Squamous Cell Carcinoma
Squamous cell carcinoma is a very common skin cancer, second only to basal cell carcinoma. It is a malignant cancer that affects the middle layer of the skin and may occur on any part of the body, including the mucous membranes, but appears most often in areas exposed to the sun, including the face, neck, and scalp. The lower lip and the rim of the ear are also common sites for squamous cell carcinoma to appear.
Squamous cell carcinoma is relatively slow growing, although it is more aggressive than basal cell carcinoma. It has a high cure rate, about 95 percent, if caught early and treated. Because it is a more aggressive cancer, if not treated it is more likely than basal cell carcinoma to continue to grow and spread to other parts of the body, including the internal organs.
Sun exposure is the most common cause of squamous cell carcinoma. You may want to read about skin cancer Prevention & Early Detection.

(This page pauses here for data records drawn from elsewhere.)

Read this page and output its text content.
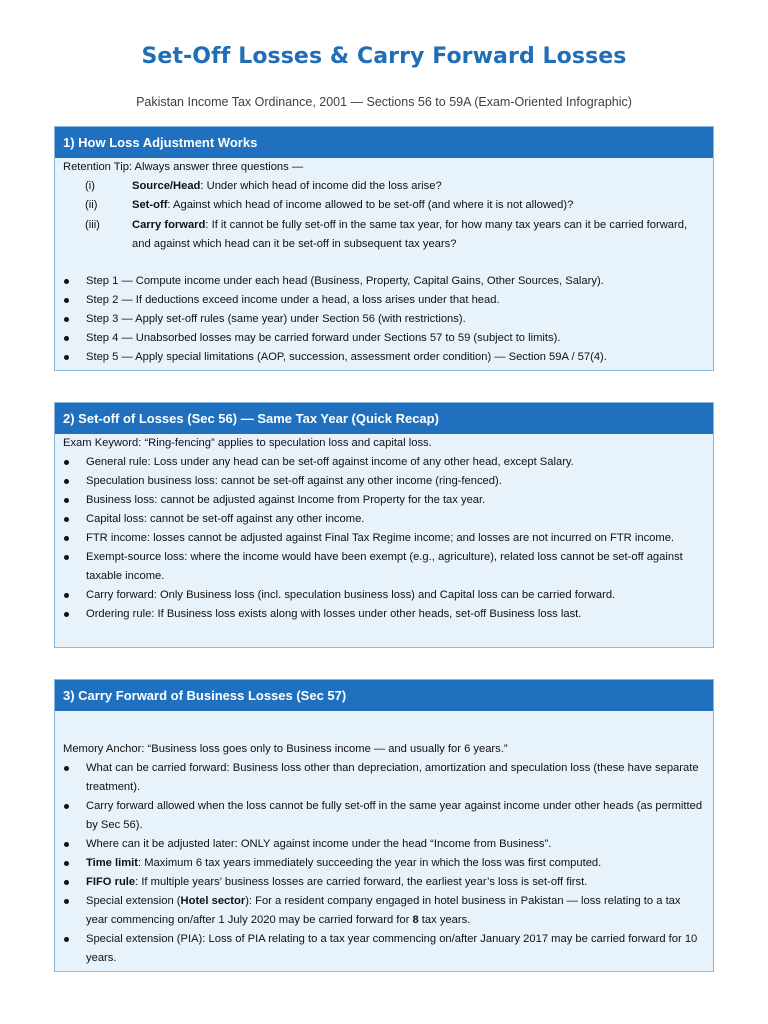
Set-Off Losses & Carry Forward Losses
Pakistan Income Tax Ordinance, 2001 — Sections 56 to 59A (Exam-Oriented Infographic)
1) How Loss Adjustment Works
Retention Tip: Always answer three questions —
(i)	Source/Head: Under which head of income did the loss arise?
(ii)	Set-off: Against which head of income allowed to be set-off (and where it is not allowed)?
(iii)	Carry forward: If it cannot be fully set-off in the same tax year, for how many tax years can it be carried forward, and against which head can it be set-off in subsequent tax years?
Step 1 — Compute income under each head (Business, Property, Capital Gains, Other Sources, Salary).
Step 2 — If deductions exceed income under a head, a loss arises under that head.
Step 3 — Apply set-off rules (same year) under Section 56 (with restrictions).
Step 4 — Unabsorbed losses may be carried forward under Sections 57 to 59 (subject to limits).
Step 5 — Apply special limitations (AOP, succession, assessment order condition) — Section 59A / 57(4).
2) Set-off of Losses (Sec 56) — Same Tax Year (Quick Recap)
Exam Keyword: “Ring-fencing” applies to speculation loss and capital loss.
General rule: Loss under any head can be set-off against income of any other head, except Salary.
Speculation business loss: cannot be set-off against any other income (ring-fenced).
Business loss: cannot be adjusted against Income from Property for the tax year.
Capital loss: cannot be set-off against any other income.
FTR income: losses cannot be adjusted against Final Tax Regime income; and losses are not incurred on FTR income.
Exempt-source loss: where the income would have been exempt (e.g., agriculture), related loss cannot be set-off against taxable income.
Carry forward: Only Business loss (incl. speculation business loss) and Capital loss can be carried forward.
Ordering rule: If Business loss exists along with losses under other heads, set-off Business loss last.
3) Carry Forward of Business Losses (Sec 57)
Memory Anchor: “Business loss goes only to Business income — and usually for 6 years.”
What can be carried forward: Business loss other than depreciation, amortization and speculation loss (these have separate treatment).
Carry forward allowed when the loss cannot be fully set-off in the same year against income under other heads (as permitted by Sec 56).
Where can it be adjusted later: ONLY against income under the head “Income from Business”.
Time limit: Maximum 6 tax years immediately succeeding the year in which the loss was first computed.
FIFO rule: If multiple years’ business losses are carried forward, the earliest year’s loss is set-off first.
Special extension (Hotel sector): For a resident company engaged in hotel business in Pakistan — loss relating to a tax year commencing on/after 1 July 2020 may be carried forward for 8 tax years.
Special extension (PIA): Loss of PIA relating to a tax year commencing on/after January 2017 may be carried forward for 10 years.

Getting older and spending time in the sun without adequately protecting your skin are the biggest risk factors for squamous cell carcinoma. This cancer can also appear in places where your skin has been scarred, burned, or exposed to certain chemicals, or at the site of a chronic skin inflammation.
Most people who get squamous cell carcinoma are diagnosed after the age of 50, and most of these cancers are found on parts of the body that have received a lot of sun exposure. These include: the rim of the ear, lower lip, face, neck, scalp, shoulders, back, arms, and hands. But occasionally this cancer will occur on what appears to be healthy, undamaged skin. It is possible that the tendency to develop squamous cell carcinoma is inherited.
Risk factors include:
- Getting older
- Excessive sun exposure.
- Having fair skin; blond or red hair; and blue, green, or gray eyes
- Overexposure to X-rays or other types of radiation
- Exposure to certain chemicals, including arsenic
- Having a chronic skin inflammation
- Having sun-damaged skin areas with a precancerous condition, such as actinic keratosis.
A note about race: African Americans are much less likely than people with fair skin and light eyes to develop skin cancer, including squamous cell carcinoma, because their skin’s pigment provides protection from the sun. However, when dark skinned people do get skin cancer, it is usually squamous cell carcinoma, which appears in areas where they have had burn injuries or inflammatory skin conditions.
These are the warning signs for squamous cell carcinoma that you should watch for:
- Any change, such as crusting or bleeding, in an existing wart, mole, scar or other skin lesion
- A persistent open sore that does not heal and bleeds, crusts, or oozes
- A scaly, persistent reddish patch with irregular borders, which may crust or bleed
- A raised growth with a central depression, which may increase rapidly in size and may occasionally bleed.
You should examine your skin regularly to watch for changes in your skin and for new suspicious growths. Call your doctor if you notice any of the changes listed above under “Symptoms.”
Your doctor will examine any suspicious lesions on your skin and do a biopsy to determine whether or not they are squamous cell carcinoma.
If you have had squamous cell carcinoma in the past, you should be especially diligent in checking your skin and seeing your doctor for regular exams, as this cancer can reoccur in new sites.